It makes it harder to persuade people to lock away significant savings until retirement, it said, if much of the UK population lacks savings to cover unexpected costs – from a broken-down boiler or car, through to unexpected redundancy and not having wages for a period until they find a new job.

The ACA cited countries such as Australia and New Zealand, where younger generations can already gain early access to retirement savings through various products. Currently people in the UK cannot access their pensions until age 55.

“One option would be to allow more flexibility for people to dip into retirement savings before retirement to meet urgent essential expenditure,” the association said in its evidence.
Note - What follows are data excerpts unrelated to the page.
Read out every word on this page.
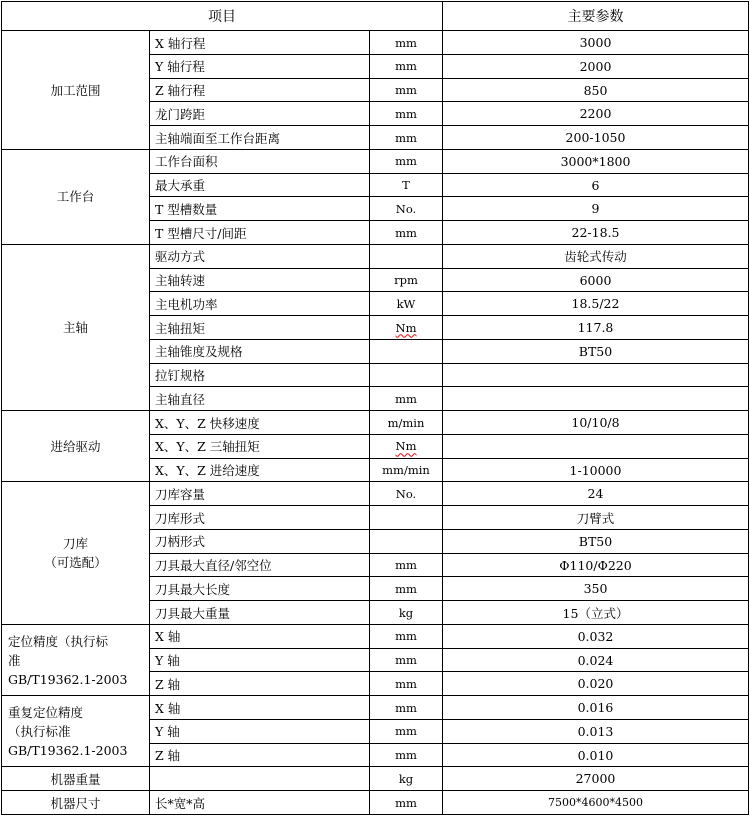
项目			主要参数
加工范围	X 轴行程	mm	3000
	Y 轴行程	mm	2000
	Z 轴行程	mm	850
	龙门跨距	mm	2200
	主轴端面至工作台距离	mm	200-1050
工作台	工作台面积	mm	3000*1800
	最大承重	T	6
	T 型槽数量	No.	9
	T 型槽尺寸/间距	mm	22-18.5
主轴	驱动方式		齿轮式传动
	主轴转速	rpm	6000
	主电机功率	kW	18.5/22
	主轴扭矩	Nm	117.8
	主轴锥度及规格		BT50
	拉钉规格		
	主轴直径	mm	
进给驱动	X、Y、Z 快移速度	m/min	10/10/8
	X、Y、Z 三轴扭矩	Nm	
	X、Y、Z 进给速度	mm/min	1-10000
刀库
（可选配）	刀库容量	No.	24
	刀库形式		刀臂式
	刀柄形式		BT50
	刀具最大直径/邻空位	mm	Φ110/Φ220
	刀具最大长度	mm	350
	刀具最大重量	kg	15（立式）
定位精度（执行标
准
GB/T19362.1-2003	X 轴	mm	0.032
	Y 轴	mm	0.024
	Z 轴	mm	0.020
重复定位精度
（执行标准
GB/T19362.1-2003	X 轴	mm	0.016
	Y 轴	mm	0.013
	Z 轴	mm	0.010
机器重量		kg	27000
机器尺寸	长*宽*高	mm	7500*4600*4500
It added that allowing individuals to access their retirement funds early is also consistent with the ‘freedom and choice’ rules which were first introduced in April 2015, giving people more flexibility as to when and how they access their defined contribution pension savings.

An ACA survey last year found 73 per cent of respondents believed aggregate savings would increase if there was greater flexibility.

‘Insufficient’ govt resources
The ACA’s evidence also looked at pension tax relief more generally, and potential improvements to it.

Pension tax relief cost HM Treasury £42.7bn in 2020-21. The ACA said this tax relief has been good value for money, that occupational pensions provide more income than the state pension on average, and that the uptake of private pension income has been rising.

Some 74 per cent of pensioners received a portion of this income in 2021, more than previous years.

But there is still too much complexity, it added.

While the ACA said a “degree of complexity is inevitable”, it also said there were “insufficient government resources” devoted to developing and maintaining the rules around pension schemes and pension tax relief.

“Rules are also poorly understood by the general public, and this also possibly dilutes the positive overall impact on incentives to save into pensions,” the ACA said.

“Going forward, we would prefer quality over quantity of legislation, even if it meant that legislation was slightly slower in arriving on the statute books, and we would prefer to see more resources devoted to creating and maintaining high quality tax laws.”